Raising donations through this method can work by starting with close acquaintances and family. If you can raise enough seed money through them, it can get you over that initial financial hurdle.
You can even research who contributed to past candidates. For example, for state-level races, try followthemoney.org. The site claims that it has documented more than $100 billion in contributions. If you find like-minded donors, you could reach out to them to see if they might lend you support.
Crowdfunding sites set conditions for financial support. The process can help determine if you are viable as a candidate. You can determine what initial support exists and help secure initial financial pledges before establishing a formal campaign. It’s like a ‘conditional’ fundraising campaign before you formally declare your candidacy.
After you decide to run, you can continue to use your account throughout the general election.
Note that some positions, especially those of judicial candidates, may have limitations on when they can solicit money and even when they can start spending campaign funds.
Go big with big donors
A lot of small donations are great, but big donors pay the bills.
Don’t be afraid to ask for large donations, especially from those who have the means. If you ask for too little, you may shortchange yourself.
Your local party may be able to provide you with information on large contributors. These may be individuals, businesses, or organizations. Other candidates who have won elections for the position you seek or currently hold a similar elected position may be able to provide you with donor leads. The more information you have about potential “big” contributors, the better.
Personalize your request when you talk to potential donors in person, by letter, or by email.
Research donors before you approach them:
- What issues do they care about? How does your campaign address those issues?
- What other causes are they a part of? Do they relate to your organization?
- Do they have a history of giving? If so, at what level?
Always follow the rules. For example, under federal law, contributions over $200 to federal candidates, political action committees (PACs), or parties must be itemized and disclosed to the Federal Election Commission. There may be additional individual contribution limits that apply as well. If necessary, seek legal advice.

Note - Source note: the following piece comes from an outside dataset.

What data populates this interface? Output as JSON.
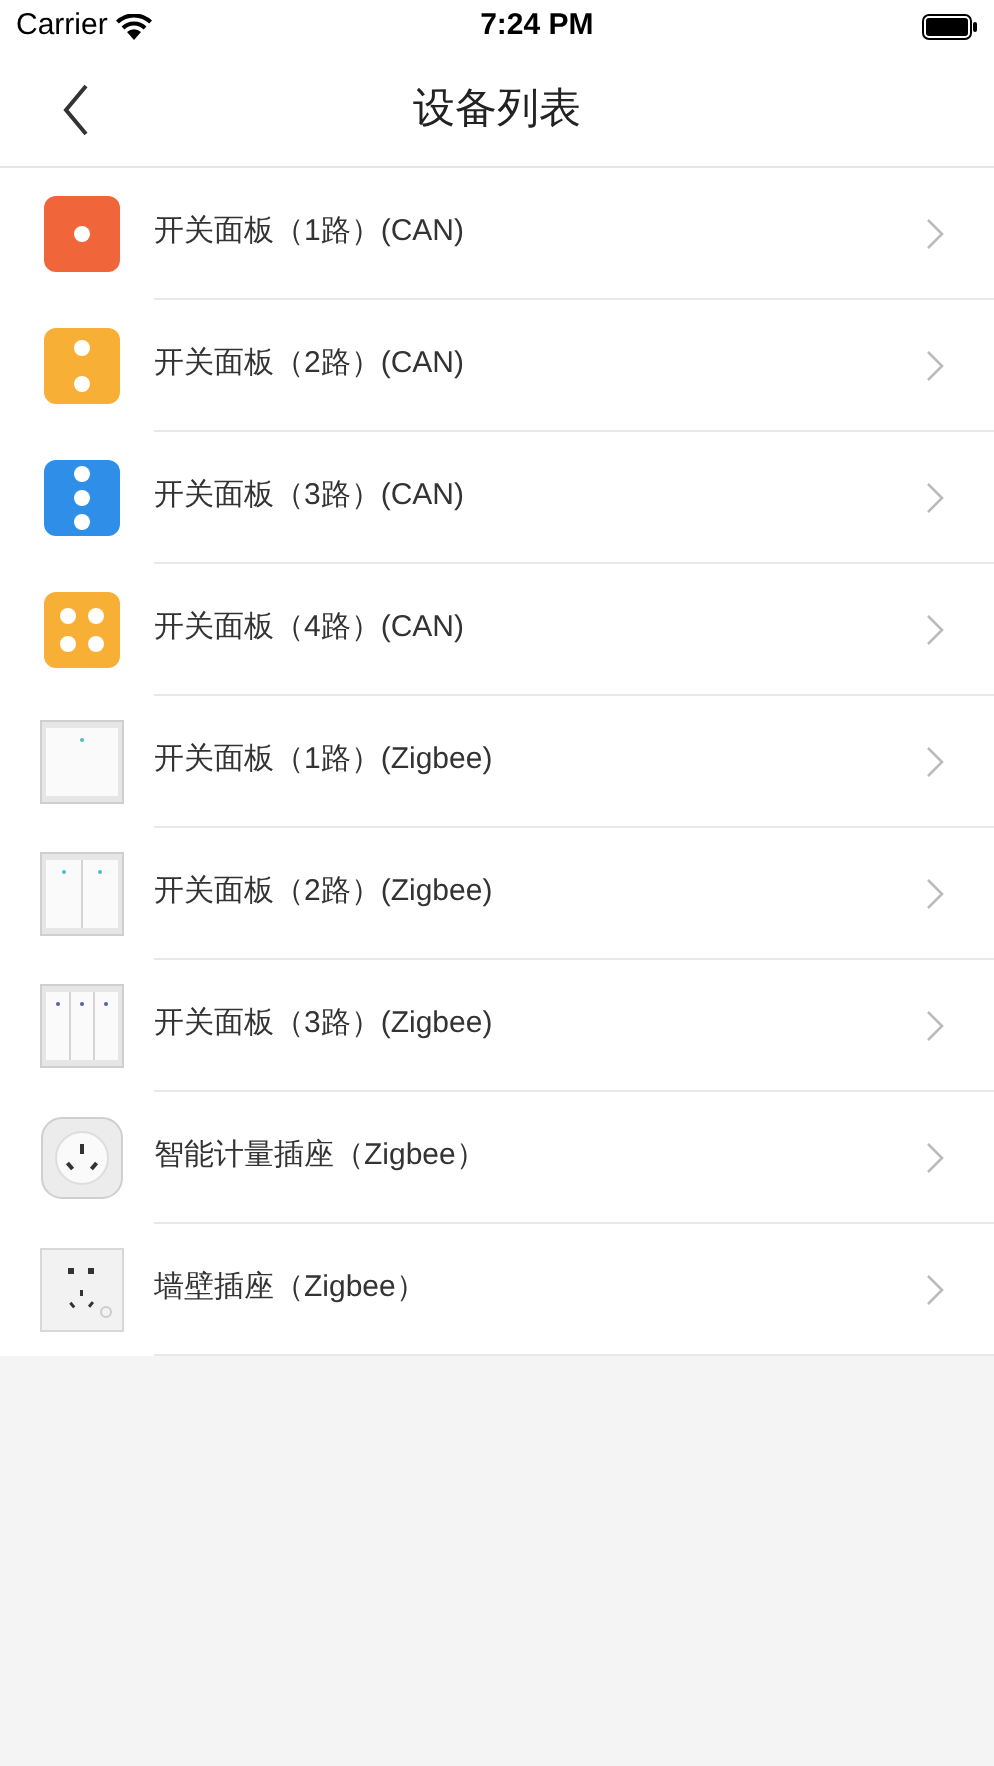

Keep Building Your Prospect List
Along with your email list, your donor list will eventually become your most valuable asset.
Keep your donor information up to date with contributors, amounts, and other information as required by donor filing laws. Keep building your list with supplemental donor information. What issues are of importance to them? Do they prefer to donate by mail or online? How much influence do they have online or offline? Who else do they know or have relationships with that can help your candidacy?
Grow your email list for political fundraising prospects
Get people to sign up for your email updates through your website and social media accounts. Include sign-up forms at every event and rally to capture emails offline. (Don’t forget to mention that your campaign will be in touch with them if they provide an address.)
These methods will allow you to build a list of donors that you can tap into for online political fundraising throughout the election.
Be Thankful To Your Donors
Always follow up with some sort of acknowledgement. A personal note makes a great impression on a donor. It will increase the likelihood that they will give again.
A successful campaign for office takes a lot of work. In a competitive local election, every vote counts. Raising money is just part of the process. Be prepared to devote hours to fundraising calls and even more time at fundraising events. We hope this help you put together a solid plan that will help you get started.